Second, the paper does show some interesting shifts in the observations of the global temperature trends in the early 1910s, the early 1940s and in the mid-70s. The correspond with the 'synchronization' of the behaviour of some of the primary modes of climate variability, the main thrust of the paper. Between 1910 and 1940, the temperature increases. From the 40s to the 70s, the trend is around zero, or even slightly negative. It again begins to increase from then until now. The timings of the synchronization and the trend changes are very close, which provides strong evidence in favor of their hypothesis.
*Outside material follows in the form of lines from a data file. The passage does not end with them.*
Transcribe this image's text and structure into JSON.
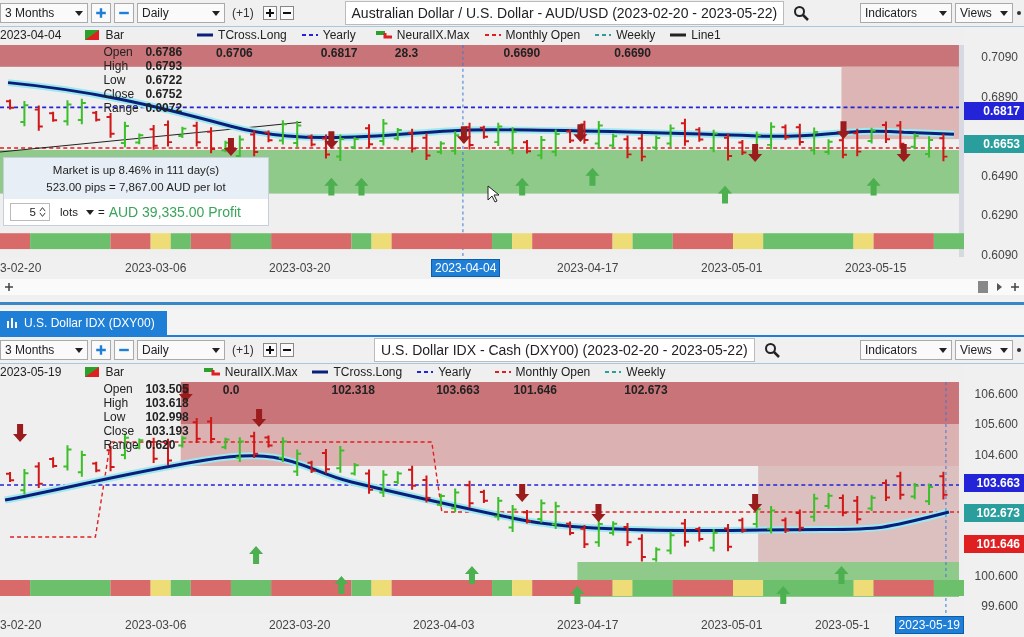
{
  "charts": [
    {
      "toolbar": {
        "range": "3 Months",
        "interval": "Daily",
        "offset": "(+1)",
        "title": "Australian Dollar / U.S. Dollar - AUD/USD (2023-02-20 - 2023-05-22)",
        "indicators": "Indicators",
        "views": "Views"
      },
      "legend": {
        "date": "2023-04-04",
        "items": [
          {
            "kind": "bar",
            "label": "Bar",
            "value": null,
            "color": "#2ba02b"
          },
          {
            "kind": "line",
            "label": "TCross.Long",
            "value": "0.6706",
            "color": "#0b1f7a"
          },
          {
            "kind": "dashed",
            "label": "Yearly",
            "value": "0.6817",
            "color": "#2323d8"
          },
          {
            "kind": "step",
            "label": "NeuralIX.Max",
            "value": "28.3",
            "color": "#2ba02b"
          },
          {
            "kind": "dashed",
            "label": "Monthly Open",
            "value": "0.6690",
            "color": "#e02020"
          },
          {
            "kind": "dashed",
            "label": "Weekly",
            "value": "0.6690",
            "color": "#2a9d9d"
          },
          {
            "kind": "line",
            "label": "Line1",
            "value": null,
            "color": "#222222"
          }
        ]
      },
      "ohlc": [
        {
          "label": "Open",
          "value": "0.6786"
        },
        {
          "label": "High",
          "value": "0.6793"
        },
        {
          "label": "Low",
          "value": "0.6722"
        },
        {
          "label": "Close",
          "value": "0.6752"
        },
        {
          "label": "Range",
          "value": "0.0072"
        }
      ],
      "y_ticks": [
        "0.7090",
        "0.6890",
        "0.6490",
        "0.6290",
        "0.6090"
      ],
      "price_tags": [
        {
          "value": "0.6817",
          "color": "#2323d8"
        },
        {
          "value": "0.6653",
          "color": "#2a9d9d"
        }
      ],
      "x_ticks": [
        {
          "label": "3-02-20",
          "selected": false
        },
        {
          "label": "2023-03-06",
          "selected": false
        },
        {
          "label": "2023-03-20",
          "selected": false
        },
        {
          "label": "2023-04-04",
          "selected": true
        },
        {
          "label": "2023-04-17",
          "selected": false
        },
        {
          "label": "2023-05-01",
          "selected": false
        },
        {
          "label": "2023-05-15",
          "selected": false
        }
      ],
      "info": {
        "lines": [
          "Market is up 8.46% in 111 day(s)",
          "523.00 pips = 7,867.00 AUD per lot"
        ],
        "quantity": "5",
        "unit": "lots",
        "equals": "=",
        "profit": "AUD 39,335.00 Profit"
      }
    },
    {
      "tab": "U.S. Dollar IDX (DXY00)",
      "toolbar": {
        "range": "3 Months",
        "interval": "Daily",
        "offset": "(+1)",
        "title": "U.S. Dollar IDX - Cash (DXY00) (2023-02-20 - 2023-05-22)",
        "indicators": "Indicators",
        "views": "Views"
      },
      "legend": {
        "date": "2023-05-19",
        "items": [
          {
            "kind": "bar",
            "label": "Bar",
            "value": null,
            "color": "#2ba02b"
          },
          {
            "kind": "step",
            "label": "NeuralIX.Max",
            "value": "0.0",
            "color": "#2ba02b"
          },
          {
            "kind": "line",
            "label": "TCross.Long",
            "value": "102.318",
            "color": "#0b1f7a"
          },
          {
            "kind": "dashed",
            "label": "Yearly",
            "value": "103.663",
            "color": "#2323d8"
          },
          {
            "kind": "dashed",
            "label": "Monthly Open",
            "value": "101.646",
            "color": "#e02020"
          },
          {
            "kind": "dashed",
            "label": "Weekly",
            "value": "102.673",
            "color": "#2a9d9d"
          }
        ]
      },
      "ohlc": [
        {
          "label": "Open",
          "value": "103.505"
        },
        {
          "label": "High",
          "value": "103.618"
        },
        {
          "label": "Low",
          "value": "102.998"
        },
        {
          "label": "Close",
          "value": "103.193"
        },
        {
          "label": "Range",
          "value": "0.620"
        }
      ],
      "y_ticks": [
        "106.600",
        "105.600",
        "104.600",
        "100.600",
        "99.600"
      ],
      "price_tags": [
        {
          "value": "103.663",
          "color": "#2323d8"
        },
        {
          "value": "102.673",
          "color": "#2a9d9d"
        },
        {
          "value": "101.646",
          "color": "#e02020"
        }
      ],
      "x_ticks": [
        {
          "label": "3-02-20",
          "selected": false
        },
        {
          "label": "2023-03-06",
          "selected": false
        },
        {
          "label": "2023-03-20",
          "selected": false
        },
        {
          "label": "2023-04-03",
          "selected": false
        },
        {
          "label": "2023-04-17",
          "selected": false
        },
        {
          "label": "2023-05-01",
          "selected": false
        },
        {
          "label": "2023-05-1",
          "selected": false
        },
        {
          "label": "2023-05-19",
          "selected": true
        }
      ]
    }
  ]
}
The authors then use 'state-of-the-art' climate model to see if they can detect similar signals there. Two simulations are used: one with constant pre-industrial CO2 levels, the other a business-as-usual 21st century simulation. The vertical axes on the plots are a bit misleading (they change between observations and simulations...), but the models show an effect that is much smaller than seen in the observations by at least a factor of 2. Also noted in the text: the authors removed a 2oC/century trend due to radiative effects in the 21st century simulation for clarity in the figures. This radiative trend would swamp the relatively small signal of the natural climate shift.

All in all, the paper provides a nice hypothesis for understanding the mechanisms of natural interdecadal climate variability, but the work is far from complete. For instance, there is no discussion of what it means physically when the indices synchronize. Can we observe it as it happens, or is it something that can only be determined after the fact? However, this hypothesis in no way refutes or invalidates the hypothesis of anthropogenic climate change through CO2, nor do the authors intend to do so. Here is the closing line from the paper:

...the climate shifted after the 1970s event to a different state of a warmer climate, which may be superimposed on an anthropogenic warming trend.

I think that is a pretty clear statement of the authors meaning.